Section 9-320 of the UCC applies only in the event the underlying transaction between Lessor and Lessee is deemed to be a "disguised security interest" rather than a true lease. As long as Sublessee is "buying" the leased property from Lessee, there is a decent possibility that it would take free of Lessor’s security interest under this provision. Although there is some support that the term "buy" would only refer to situations where Lessee has been conveyed ownership of the asset by, for example, a bargain purchase option in the Sublease, broad language in the UCC definitions of "purchase" and "purchaser" and lack of much authority may make litigating this issue somewhat risky.
A Sublessee may also to try invalidate Lessor’s interest pursuant to the "entrustment theory" found in UCC §2-403(2) and (3) which grants a merchant the ability to convey to a buyer in ordinary course all of Lessee's rights in the leased property and all of Lessor’s rights of the leased property. This provision can be used even if the underlying transaction between Lessor and Lessee is deemed to be a true lease instead of a “disguised security interest.” Once again, this provision should only benefit a Sublessee if it is "buying" the leased property.
Section 2A-305 is a modified version of the entrustment theory which applies in the leasing context. It gives a Sublessee who cannot qualify as a "buyer in ordinary course" the chance of qualifying as a "lessee in ordinary course." If a Sublessee is successful in establishing itself as a lessee in ordinary course, its leasehold rights could trump Lessor’s rights in the leased property.
Due to the complex and unsettled nature of this area of the law, we recommend that Lessors proceed cautiously when leasing Inventory to a Lessee.
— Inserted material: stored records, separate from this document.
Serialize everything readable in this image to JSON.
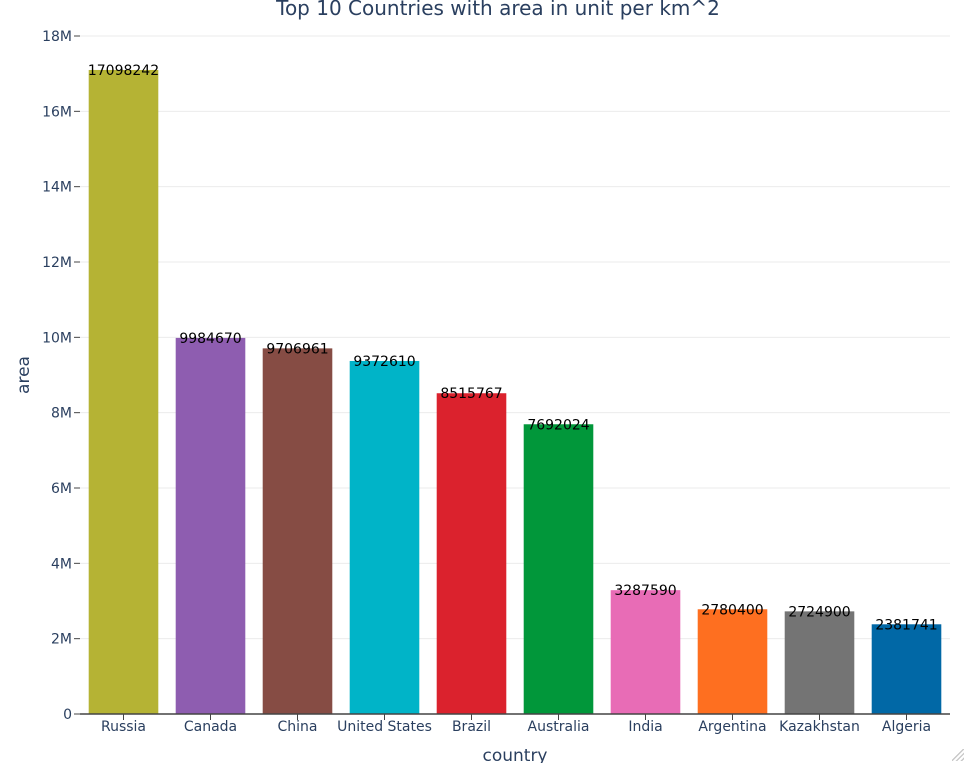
{
  "chart_data": {
    "type": "bar",
    "title": "Top 10 Countries with area in unit per km^2",
    "xlabel": "country",
    "ylabel": "area",
    "categories": [
      "Russia",
      "Canada",
      "China",
      "United States",
      "Brazil",
      "Australia",
      "India",
      "Argentina",
      "Kazakhstan",
      "Algeria"
    ],
    "values": [
      17098242,
      9984670,
      9706961,
      9372610,
      8515767,
      7692024,
      3287590,
      2780400,
      2724900,
      2381741
    ],
    "data_labels": [
      "17098242",
      "9984670",
      "9706961",
      "9372610",
      "8515767",
      "7692024",
      "3287590",
      "2780400",
      "2724900",
      "2381741"
    ],
    "colors": [
      "#b5b334",
      "#8e5db0",
      "#864c44",
      "#00b4c8",
      "#db222d",
      "#01973a",
      "#e86cb6",
      "#fe6f20",
      "#747474",
      "#0168a6"
    ],
    "ylim": [
      0,
      18000000
    ],
    "yticks": [
      0,
      2000000,
      4000000,
      6000000,
      8000000,
      10000000,
      12000000,
      14000000,
      16000000,
      18000000
    ],
    "ytick_labels": [
      "0",
      "2M",
      "4M",
      "6M",
      "8M",
      "10M",
      "12M",
      "14M",
      "16M",
      "18M"
    ],
    "grid": true
  }
}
Lessors should also consider the following strategies to lessen their exposure if moving forward with such transactions:
A. The Lessor could require Lessee and Sublessee to execute a Security Sublease and Assignment of Sublease which: (1) operates as a pledge by Lessee to Lessor of Lessee's rights under the Sublease; and (2) contains an acknowledgement to be executed by Sublessee confirming that Sublessee's rights are subject and subordinate to Lessor’s rights.
B. Since the UCC definitions of "buyer in ordinary course" and "lessee in ordinary course" require that Sublessee not know that its rights under the Sublease violate Lessor’s ownership or security interest in the leased property, Lessor can take precautions to make sure Sublessees have notice of Lessor’s rights in the leased property, including Lessor’s ability to repossess and dispose of the leased property the event of a default by Lessee. For example, Lessor could send a notice to the Sublessee and could place having a legend on the leased equipment which clearly reflects Lessors rights. Although this type of protection is not as strong as that outlined in A above, a Lessor would likely be treated fairly well by a court if Sublessee received a notice from Lessor prior to the time Sublessee executed the Sublease which advises Sublessor of Lessor's rights under the Lease and Lessor’s interest in the leased property.